The next few months will see the releases of two landmark films that look in very different ways at two similar, tragic systems of government—Jim Crow segregation in America and Apartheid in South Africa.

The Rise and Fall of Jim Crow, from filmmakers Richard Wormser, Bill Jersey and Sam Pollard, examines the period from just after the Civil War to the 1954 Supreme Court decision on Brown v. Board of Education. It is a period that effectively fills in the gap--in terms of major documentary programs that explore the history of race and race relations in America--between where Ken Burns left off with The Civil War and where Henry Hampton took up with Eyes on the Prize. Wormser talks about the eight-year journey that he, Jersey and Pollard took in capturing this relatively underexamined period in American history—and documenting the stories of those who lived through and fought in the struggle.

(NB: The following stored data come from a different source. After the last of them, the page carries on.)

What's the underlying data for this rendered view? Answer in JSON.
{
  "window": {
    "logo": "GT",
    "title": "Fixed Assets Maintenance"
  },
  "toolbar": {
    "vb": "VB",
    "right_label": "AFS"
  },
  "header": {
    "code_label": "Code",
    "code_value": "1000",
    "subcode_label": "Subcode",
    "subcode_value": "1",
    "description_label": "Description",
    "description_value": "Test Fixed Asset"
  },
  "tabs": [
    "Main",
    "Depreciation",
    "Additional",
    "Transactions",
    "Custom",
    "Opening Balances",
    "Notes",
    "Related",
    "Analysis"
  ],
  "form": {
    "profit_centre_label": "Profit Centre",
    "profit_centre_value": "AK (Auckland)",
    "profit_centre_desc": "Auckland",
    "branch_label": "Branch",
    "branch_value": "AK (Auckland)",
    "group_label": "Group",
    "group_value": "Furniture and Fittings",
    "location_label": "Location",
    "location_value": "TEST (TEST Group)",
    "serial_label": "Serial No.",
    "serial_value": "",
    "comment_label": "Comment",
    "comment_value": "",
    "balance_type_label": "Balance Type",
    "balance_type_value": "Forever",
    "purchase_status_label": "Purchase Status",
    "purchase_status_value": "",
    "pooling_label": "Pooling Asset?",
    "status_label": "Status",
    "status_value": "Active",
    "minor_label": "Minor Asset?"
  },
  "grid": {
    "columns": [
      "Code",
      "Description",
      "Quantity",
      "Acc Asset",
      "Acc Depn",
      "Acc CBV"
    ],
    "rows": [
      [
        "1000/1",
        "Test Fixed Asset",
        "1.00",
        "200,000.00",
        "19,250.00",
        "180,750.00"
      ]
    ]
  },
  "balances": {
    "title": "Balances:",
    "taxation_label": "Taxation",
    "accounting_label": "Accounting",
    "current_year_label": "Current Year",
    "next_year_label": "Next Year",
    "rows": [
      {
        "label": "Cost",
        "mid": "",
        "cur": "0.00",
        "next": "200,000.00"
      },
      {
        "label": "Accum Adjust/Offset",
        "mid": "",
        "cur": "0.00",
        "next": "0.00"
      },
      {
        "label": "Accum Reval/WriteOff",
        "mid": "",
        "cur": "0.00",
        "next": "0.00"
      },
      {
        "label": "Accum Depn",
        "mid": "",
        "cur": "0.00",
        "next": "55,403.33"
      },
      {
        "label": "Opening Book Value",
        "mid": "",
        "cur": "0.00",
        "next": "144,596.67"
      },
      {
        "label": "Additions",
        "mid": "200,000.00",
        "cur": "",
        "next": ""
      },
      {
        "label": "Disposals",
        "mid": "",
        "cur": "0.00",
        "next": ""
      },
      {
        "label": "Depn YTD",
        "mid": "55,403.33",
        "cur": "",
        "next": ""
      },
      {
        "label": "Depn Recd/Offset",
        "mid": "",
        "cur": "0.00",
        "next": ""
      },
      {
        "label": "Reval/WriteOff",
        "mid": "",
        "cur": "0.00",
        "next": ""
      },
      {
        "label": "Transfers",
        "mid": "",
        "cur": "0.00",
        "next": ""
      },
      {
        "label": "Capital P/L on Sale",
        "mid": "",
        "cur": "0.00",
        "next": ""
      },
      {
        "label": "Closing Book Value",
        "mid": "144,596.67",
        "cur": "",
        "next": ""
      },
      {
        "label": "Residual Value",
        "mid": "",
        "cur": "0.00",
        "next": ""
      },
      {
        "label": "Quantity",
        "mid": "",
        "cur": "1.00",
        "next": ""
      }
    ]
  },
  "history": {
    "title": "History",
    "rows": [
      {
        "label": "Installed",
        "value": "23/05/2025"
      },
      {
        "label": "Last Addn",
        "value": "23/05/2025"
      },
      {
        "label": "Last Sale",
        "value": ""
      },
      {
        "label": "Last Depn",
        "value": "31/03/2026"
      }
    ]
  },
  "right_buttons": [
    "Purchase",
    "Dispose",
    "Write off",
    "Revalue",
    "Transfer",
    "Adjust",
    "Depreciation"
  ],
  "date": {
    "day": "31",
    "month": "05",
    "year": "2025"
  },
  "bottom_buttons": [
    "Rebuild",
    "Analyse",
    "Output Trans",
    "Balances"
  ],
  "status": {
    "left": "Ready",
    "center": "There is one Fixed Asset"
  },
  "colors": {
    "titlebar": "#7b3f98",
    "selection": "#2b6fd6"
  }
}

AMANDLA! A Revolution in Four Part Harmony will premiere in theaters early next year via Artisan Entertainment and on cable next spring on HBO. The film, which has garnered major awards at Sundance and other festivals, celebrates the music of the anti-Apartheid movement and how that music helped to fuel the struggle. First-time feature filmmakers Lee Hirsch and Sherry Simpson, both Americans, had honed their craft and art in music video and political activism—particularly in pre-Mandela South Africa. During the dozen or so years it took to make the film, Hirsch and Simpson witnessed a lot of history—the liberation of Mandela, the fall of Apartheid, the first full democratic election—but it is the music they uncover, both recorded and improvised on camera, that tells the whole story of the struggle. Michael Rose talks with Hirsch and Simpson about the long, arduous, but ultimately fruitful, process of bringing this rich musical history to the screen.

Speaking of the screen—the big screen, that is—we talk to filmmaker Arthur Dong, a champion of self-distribution to theaters, about his latest film, Family Fundamentals, which profiles three families in deep emotional conflict over the issue of homosexuality among the children and religious fundamentalism among the parents. Dong talks about taking his film on the road—to festivals, theaters, conferences— to his intended audience: the gay and lesbian community a well as the conservative, faith-based community.

Also in this magazine, we launch “Reality Check,” a running column from Steve Rosenbaum of CameraPlanet. This month, he discusses how some players in the industry are working to wire theaters across the country for digital distribution, making for a viable, cost-effective future for documentary makers getting their films into theaters.